Pentagramma Mirificum (the miraculous pentagram) is a beautiful geometric construction studied by Napier and Gauss. Its algebraic description yields the simplest instance of cluster transformations, a remarkable family of recurrences which arise in diverse mathematical contexts, from representation theory and enumerative combinatorics to theoretical physics and classical geometry (Euclidean, spherical, or hyperbolic). The lecture will explore some of the most basic and concrete examples of cluster transformations, and briefly discuss their properties such as periodicity, integrability, Laurentness, and positivity. 
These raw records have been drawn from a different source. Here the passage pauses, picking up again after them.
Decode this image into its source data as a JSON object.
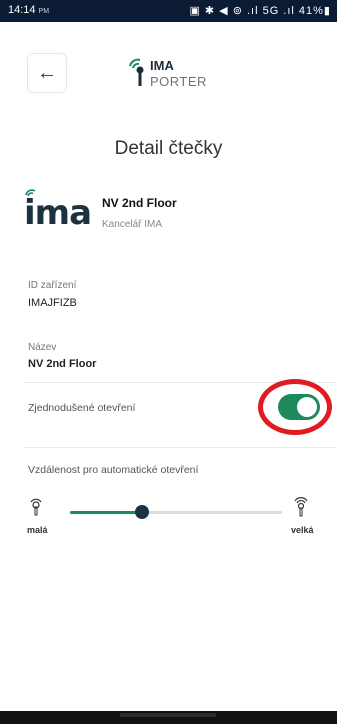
{
  "status_bar": {
    "time": "14:14",
    "small_text": "PM",
    "icons_text": "▣ ✱ ◀ ⊚ .ıl 5G .ıl 41%▮"
  },
  "header": {
    "back_icon": "arrow-left-icon",
    "logo_top": "IMA",
    "logo_bottom": "PORTER"
  },
  "page": {
    "title": "Detail čtečky"
  },
  "device": {
    "brand": "ima",
    "name": "NV 2nd Floor",
    "location": "Kancelář IMA"
  },
  "fields": {
    "id_label": "ID zařízení",
    "id_value": "IMAJFIZB",
    "name_label": "Název",
    "name_value": "NV 2nd Floor"
  },
  "simple_open": {
    "label": "Zjednodušené otevření",
    "enabled": true,
    "color_on": "#1c8a5c"
  },
  "auto_open": {
    "label": "Vzdálenost pro automatické otevření",
    "min_label": "malá",
    "max_label": "velká",
    "level": 0.34
  },
  "annotation_color": "#e11b22"
}
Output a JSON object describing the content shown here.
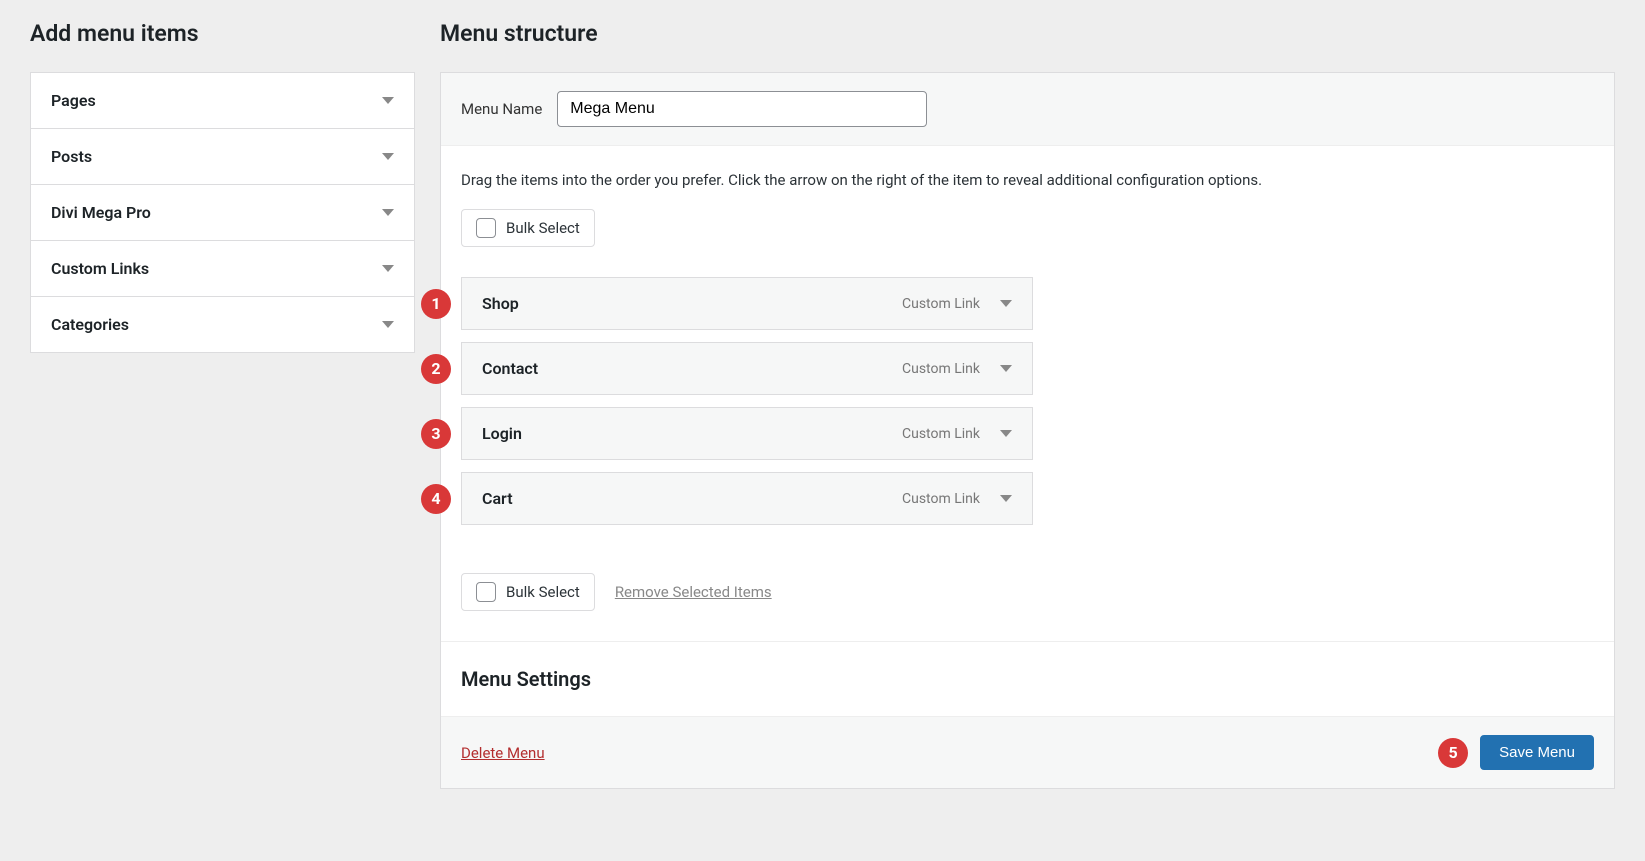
{
  "leftHeading": "Add menu items",
  "rightHeading": "Menu structure",
  "accordion": {
    "items": [
      {
        "label": "Pages"
      },
      {
        "label": "Posts"
      },
      {
        "label": "Divi Mega Pro"
      },
      {
        "label": "Custom Links"
      },
      {
        "label": "Categories"
      }
    ]
  },
  "menuNameLabel": "Menu Name",
  "menuNameValue": "Mega Menu",
  "instructions": "Drag the items into the order you prefer. Click the arrow on the right of the item to reveal additional configuration options.",
  "bulkSelectLabel": "Bulk Select",
  "menuItems": [
    {
      "label": "Shop",
      "type": "Custom Link",
      "annotation": "1"
    },
    {
      "label": "Contact",
      "type": "Custom Link",
      "annotation": "2"
    },
    {
      "label": "Login",
      "type": "Custom Link",
      "annotation": "3"
    },
    {
      "label": "Cart",
      "type": "Custom Link",
      "annotation": "4"
    }
  ],
  "removeSelectedLabel": "Remove Selected Items",
  "menuSettingsHeading": "Menu Settings",
  "deleteMenuLabel": "Delete Menu",
  "saveMenuLabel": "Save Menu",
  "saveAnnotation": "5"
}
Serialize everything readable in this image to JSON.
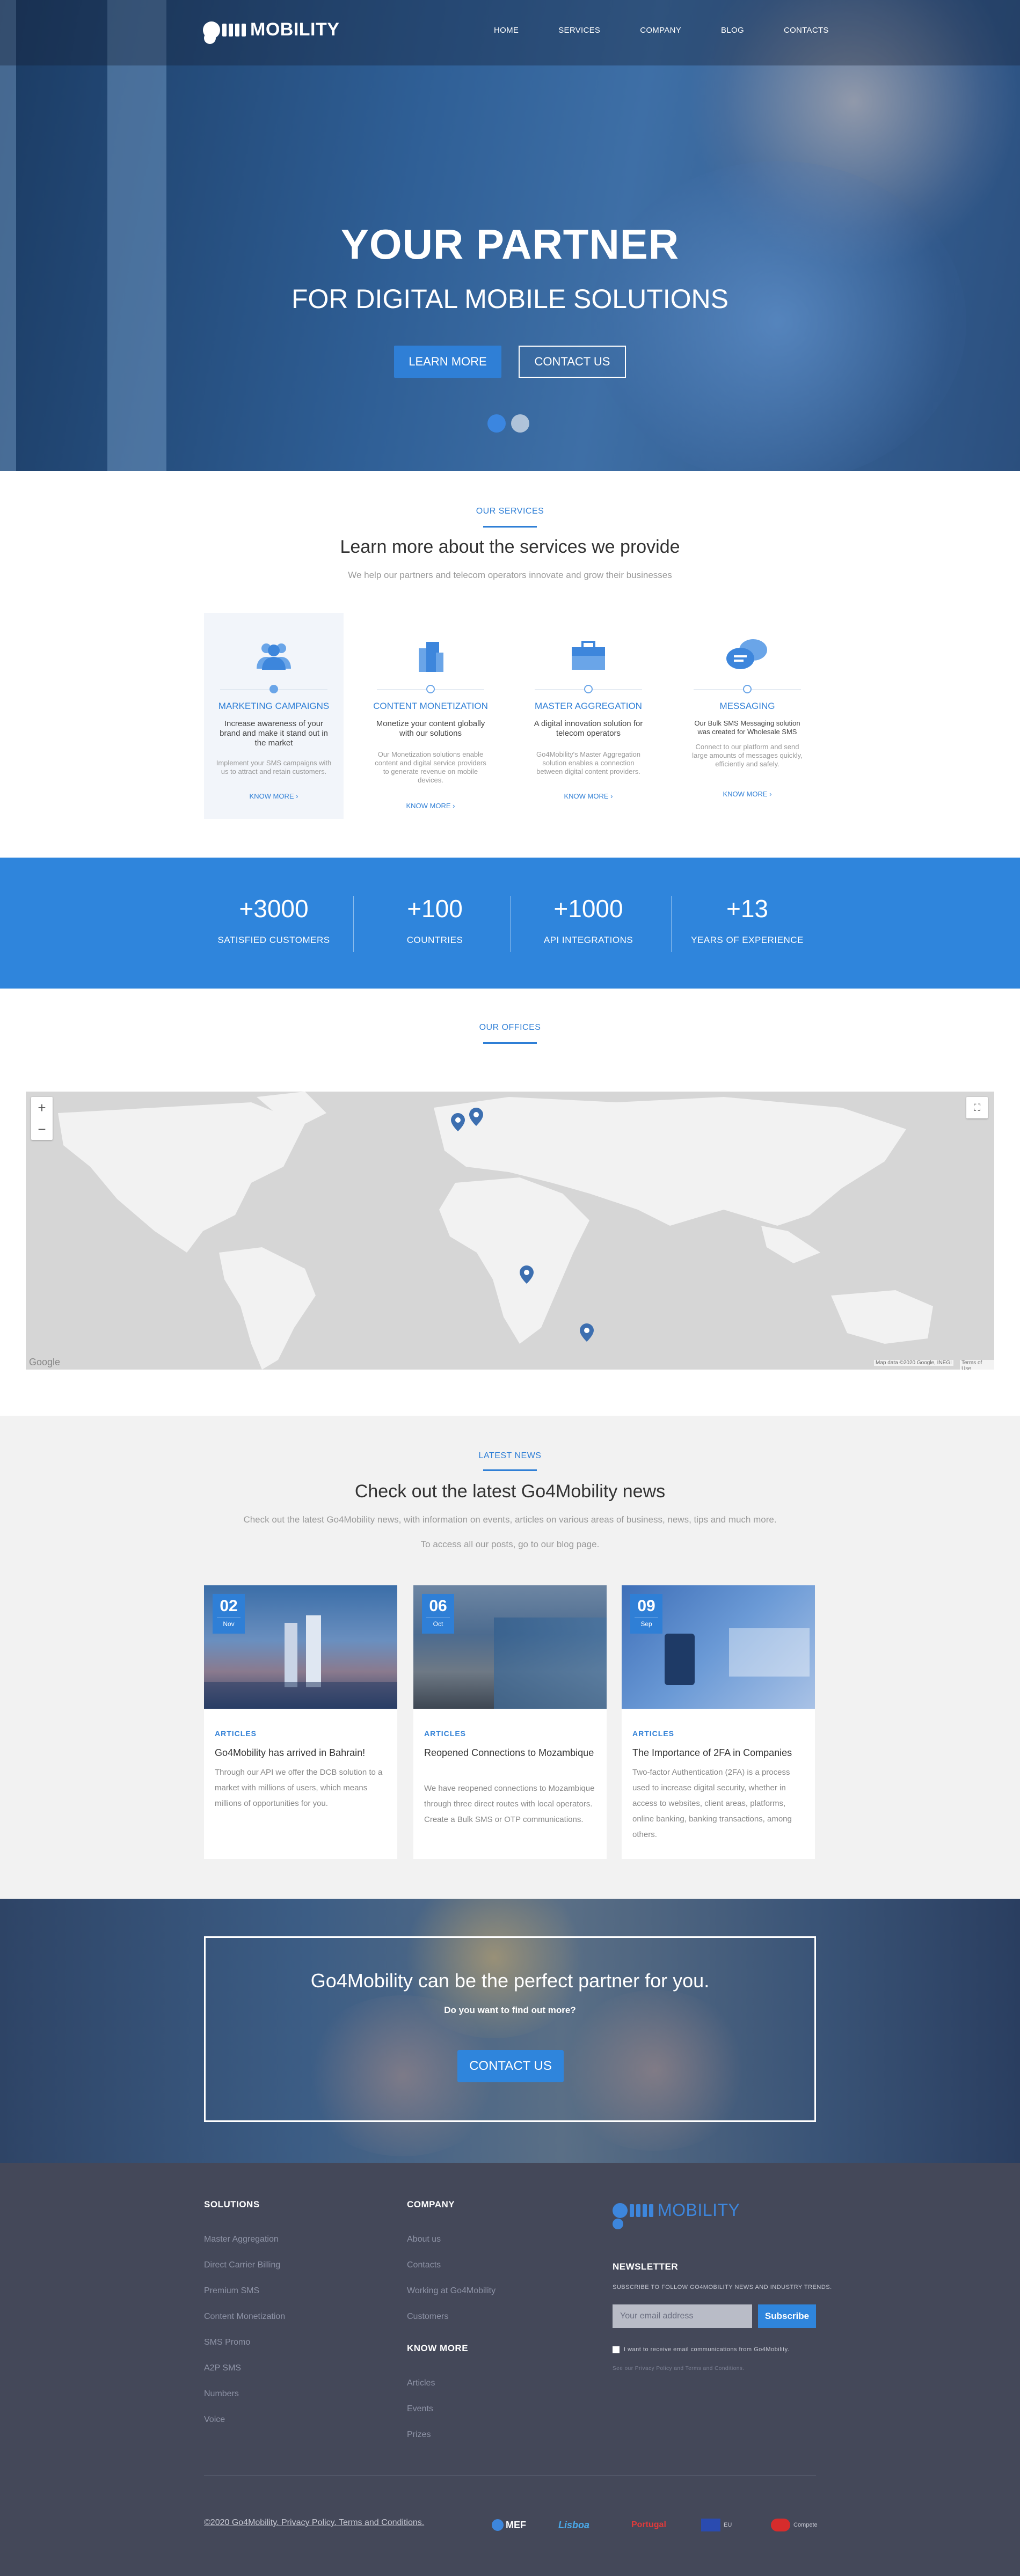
{
  "colors": {
    "accent": "#2f7fd6",
    "footer_bg": "#444859",
    "stats_bg": "#2f85dc",
    "news_bg": "#f2f2f2"
  },
  "header": {
    "logo_text": "MOBILITY",
    "nav": [
      "HOME",
      "SERVICES",
      "COMPANY",
      "BLOG",
      "CONTACTS"
    ]
  },
  "hero": {
    "title": "YOUR PARTNER",
    "subtitle": "FOR DIGITAL MOBILE SOLUTIONS",
    "learn_more": "LEARN MORE",
    "contact_us": "CONTACT US",
    "slides": 2,
    "active_slide": 1
  },
  "services": {
    "tag": "OUR SERVICES",
    "title": "Learn more about the services we provide",
    "subtitle": "We help our partners and telecom operators innovate and grow their businesses",
    "items": [
      {
        "icon": "people-icon",
        "title": "MARKETING CAMPAIGNS",
        "desc": "Increase awareness of your brand and make it stand out in the market",
        "detail": "Implement your SMS campaigns with us to attract and retain customers.",
        "link": "KNOW MORE ›"
      },
      {
        "icon": "building-icon",
        "title": "CONTENT MONETIZATION",
        "desc": "Monetize your content globally with our solutions",
        "detail": "Our Monetization solutions enable content and digital service providers to generate revenue on mobile devices.",
        "link": "KNOW MORE ›"
      },
      {
        "icon": "briefcase-icon",
        "title": "MASTER AGGREGATION",
        "desc": "A digital innovation solution for telecom operators",
        "detail": "Go4Mobility's Master Aggregation solution enables a connection between digital content providers.",
        "link": "KNOW MORE ›"
      },
      {
        "icon": "chat-bubbles-icon",
        "title": "MESSAGING",
        "desc": "Our Bulk SMS Messaging solution was created for Wholesale SMS",
        "detail": "Connect to our platform and send large amounts of messages quickly, efficiently and safely.",
        "link": "KNOW MORE ›"
      }
    ]
  },
  "stats": [
    {
      "value": "+3000",
      "label": "SATISFIED CUSTOMERS"
    },
    {
      "value": "+100",
      "label": "COUNTRIES"
    },
    {
      "value": "+1000",
      "label": "API INTEGRATIONS"
    },
    {
      "value": "+13",
      "label": "YEARS OF EXPERIENCE"
    }
  ],
  "offices": {
    "tag": "OUR OFFICES",
    "map_brand": "Google",
    "map_attribution": "Map data ©2020 Google, INEGI",
    "map_terms": "Terms of Use"
  },
  "news": {
    "tag": "LATEST NEWS",
    "title": "Check out the latest Go4Mobility news",
    "subtitle": "Check out the latest Go4Mobility news, with information on events, articles on various areas of business, news, tips and much more.",
    "subtitle2": "To access all our posts, go to our blog page.",
    "cards": [
      {
        "day": "02",
        "month": "Nov",
        "category": "ARTICLES",
        "title": "Go4Mobility has arrived in Bahrain!",
        "excerpt": "Through our API we offer the DCB solution to a market with millions of users, which means millions of opportunities for you."
      },
      {
        "day": "06",
        "month": "Oct",
        "category": "ARTICLES",
        "title": "Reopened Connections to Mozambique",
        "excerpt": "We have reopened connections to Mozambique through three direct routes with local operators. Create a Bulk SMS or OTP communications."
      },
      {
        "day": "09",
        "month": "Sep",
        "category": "ARTICLES",
        "title": "The Importance of 2FA in Companies",
        "excerpt": "Two-factor Authentication (2FA) is a process used to increase digital security, whether in access to websites, client areas, platforms, online banking, banking transactions, among others."
      }
    ]
  },
  "cta": {
    "title": "Go4Mobility can be the perfect partner for you.",
    "subtitle": "Do you want to find out more?",
    "button": "CONTACT US"
  },
  "footer": {
    "solutions_title": "SOLUTIONS",
    "solutions": [
      "Master Aggregation",
      "Direct Carrier Billing",
      "Premium SMS",
      "Content Monetization",
      "SMS Promo",
      "A2P SMS",
      "Numbers",
      "Voice"
    ],
    "company_title": "COMPANY",
    "company": [
      "About us",
      "Contacts",
      "Working at Go4Mobility",
      "Customers"
    ],
    "know_more_title": "KNOW MORE",
    "know_more": [
      "Articles",
      "Events",
      "Prizes"
    ],
    "logo_text": "MOBILITY",
    "newsletter_title": "NEWSLETTER",
    "newsletter_sub": "SUBSCRIBE TO FOLLOW GO4MOBILITY NEWS AND INDUSTRY TRENDS.",
    "email_placeholder": "Your email address",
    "subscribe": "Subscribe",
    "consent": "I want to receive email communications from Go4Mobility.",
    "privacy_note": "See our Privacy Policy and Terms and Conditions.",
    "copyright": "©2020 Go4Mobility. Privacy Policy. Terms and Conditions.",
    "partners": [
      "MEF",
      "Lisboa",
      "Portugal",
      "EU",
      "Compete"
    ]
  }
}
Sergey Fomin studied at St. Petersburg State University where he received his doctorate in 1982 with Leonid Ossipov and Anatoli Verschik. He was a lecturer at St. Petersburg Electrotechnical University (LETI) from 1982 to 1991. From 1992 to 2000 he was on the faculty at the Massachusetts Institute of Technology (Assistant Professor 1993, Associate Professor 1996) before moving to a position at the University of Michigan in 1999, where he has been Robert M. Thrall Collegiate Professor since 2007. He was also a scientist at the Institute of Computer Science and Automation of the Russian Academy of Sciences in St. Petersburg from 1991 to 2005. He was a visiting scientist at the Mittag-Leffler-Institut (1992, 2005), MSRI, the Isaac Newton Institute in Cambridge, the University of Strasbourg (IRMA), the Hausdorff Institute in Bonn, and the Erwin Schrödinger Institute for Mathematical Physics in Vienna. In 2012 he became a fellow of the American Mathematical Society. He was invited speaker at the International Congress of Mathematicians 2010 in Hyderabad. In 2018 he received the Leroy P. Steele Prize of the American Mathematical Society.

His research is on combinatorics with applications to geometry, algebra, and representation theory, where he introduced cluster algebras with Andrei Zelevinsky. He has also worked in enumerative geometry (Schubert calculus) and mathematical physics (e.g. Yang-Baxter equation, Bethe ansatz).